Everyone’s breath smells unpleasant from time to time, particularly early in the morning or after eating foods such as onions and garlic. If you notice that your child’s breath smells bad throughout the day, you may need to take a few steps to improve his oral hygiene. In some cases, your child will need treatment for an underlying condition to improve his halitosis, or bad breath.


Supervise Teeth Brushing

One of the more common causes of bad breath is poor dental hygiene, according to Kids Health. If your child has started to brush his teeth on his own and you notice that his breath odor has grown worse, you may need to watch him brush his teeth to make sure he is using the proper technique and brushing for a long enough period of time. Establish a tooth-brushing routine, where you and your child brush together. Set a timer for 2 or 3 minutes to make sure your child brushes long enough. For best results, your child should brush his teeth at least twice a day. He should also brush his tongue to remove bacteria and improve his breath.

Flossing

Add flossing to your child’s oral hygiene routine if he doesn’t do it already. Food that gets stuck in the teeth begins to breakdown and produce a foul odor. Your child should floss once a day to remove any food and plaque stuck between the teeth. Show your child how to floss correctly. Wrap an 18-inch piece of floss around your middle fingers. Insert a small section of the floss between your teeth and gently rub back and forth. Stress the importance to your child of flossing between every tooth to get rid of as much food and plaque as possible.

Dietary Changes

Certain foods cause bad breath that won’t go away even after your child brushes and flosses. Onions, garlic and pungent spices contain oils that the body absorbs, according to MayoClinic.com. The smell from the oil travels into the lungs, so that your child produces an unpleasant smell whenever he exhales. Eliminating problematic foods from the diet should cure the bad breath.

Moistening the Mouth

Children who have a dry mouth are likely to have bad breath, as saliva helps clear away odor-producing particles, according to MayoClinic.com.
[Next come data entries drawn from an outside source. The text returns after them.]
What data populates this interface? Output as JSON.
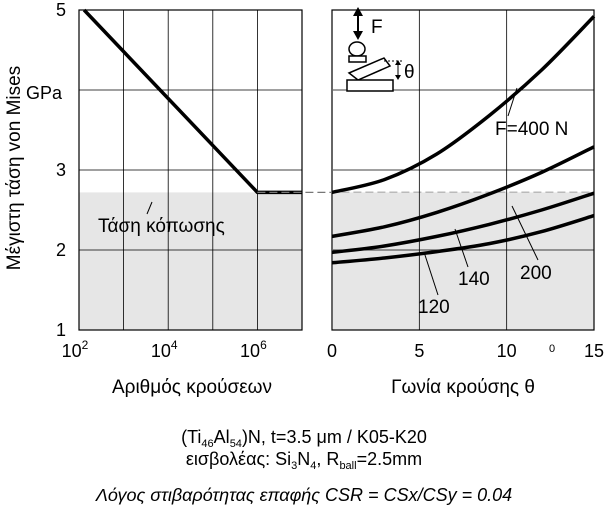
{
  "chart_data": [
    {
      "type": "line",
      "x_scale": "log",
      "xlabel": "Αριθμός κρούσεων",
      "ylabel": "Μέγιστη τάση von Mises",
      "y_unit": "GPa",
      "xlim": [
        100,
        10000000
      ],
      "ylim": [
        1,
        5
      ],
      "xticks": [
        {
          "value": 100,
          "base": "10",
          "exp": "2"
        },
        {
          "value": 10000,
          "base": "10",
          "exp": "4"
        },
        {
          "value": 1000000,
          "base": "10",
          "exp": "6"
        }
      ],
      "yticks": [
        "1",
        "2",
        "3",
        "4",
        "5"
      ],
      "grid": true,
      "shaded_region": {
        "y_from": 1,
        "y_to": 2.72,
        "color": "#e6e6e6"
      },
      "fatigue_limit": {
        "y": 2.72,
        "label": "Τάση κόπωσης"
      },
      "series": [
        {
          "x": [
            130,
            1000000,
            10000000
          ],
          "y": [
            5.0,
            2.72,
            2.72
          ]
        }
      ]
    },
    {
      "type": "line",
      "xlabel": "Γωνία κρούσης θ",
      "x_unit": "0",
      "xlim": [
        0,
        15
      ],
      "ylim": [
        1,
        5
      ],
      "xticks": [
        "0",
        "5",
        "10",
        "15"
      ],
      "grid": true,
      "shaded_region": {
        "y_from": 1,
        "y_to": 2.72,
        "color": "#e6e6e6"
      },
      "series": [
        {
          "name": "F=400 N",
          "x": [
            0,
            3,
            6,
            9,
            12,
            15
          ],
          "y": [
            2.72,
            2.88,
            3.2,
            3.68,
            4.25,
            4.92
          ]
        },
        {
          "name": "200",
          "x": [
            0,
            3,
            6,
            9,
            12,
            15
          ],
          "y": [
            2.17,
            2.29,
            2.47,
            2.7,
            2.97,
            3.29
          ]
        },
        {
          "name": "140",
          "x": [
            0,
            3,
            6,
            9,
            12,
            15
          ],
          "y": [
            1.97,
            2.05,
            2.17,
            2.32,
            2.5,
            2.71
          ]
        },
        {
          "name": "120",
          "x": [
            0,
            3,
            6,
            9,
            12,
            15
          ],
          "y": [
            1.84,
            1.9,
            1.98,
            2.08,
            2.23,
            2.43
          ]
        }
      ],
      "inset": {
        "force_label": "F",
        "angle_label": "θ"
      }
    }
  ],
  "caption": {
    "line1": {
      "a": "(Ti",
      "b": "46",
      "c": "Al",
      "d": "54",
      "e": ")N, t=3.5 μm / K05-K20"
    },
    "line2": {
      "a": "εισβολέας: Si",
      "b": "3",
      "c": "N",
      "d": "4",
      "e": ",  R",
      "f": "ball",
      "g": "=2.5mm"
    },
    "line3": "Λόγος στιβαρότητας επαφής CSR = CSx/CSy = 0.04"
  }
}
Make sure your child drinks plenty of water daily to keep the mouth moist. Avoid sugary juice and sodas, which can dry out the mouth. If an infection such as sinusitis causes the bad breath, rinse your child’s nose with saline and put a humidifier in his room at night to drain the nasal passages.

Physician Evaluation

If your child’s bad breath persists after you’ve investigated the issues noted above, take him to a physician for a checkup. A full examination can rule out any possible underlying physical causes of bad breath.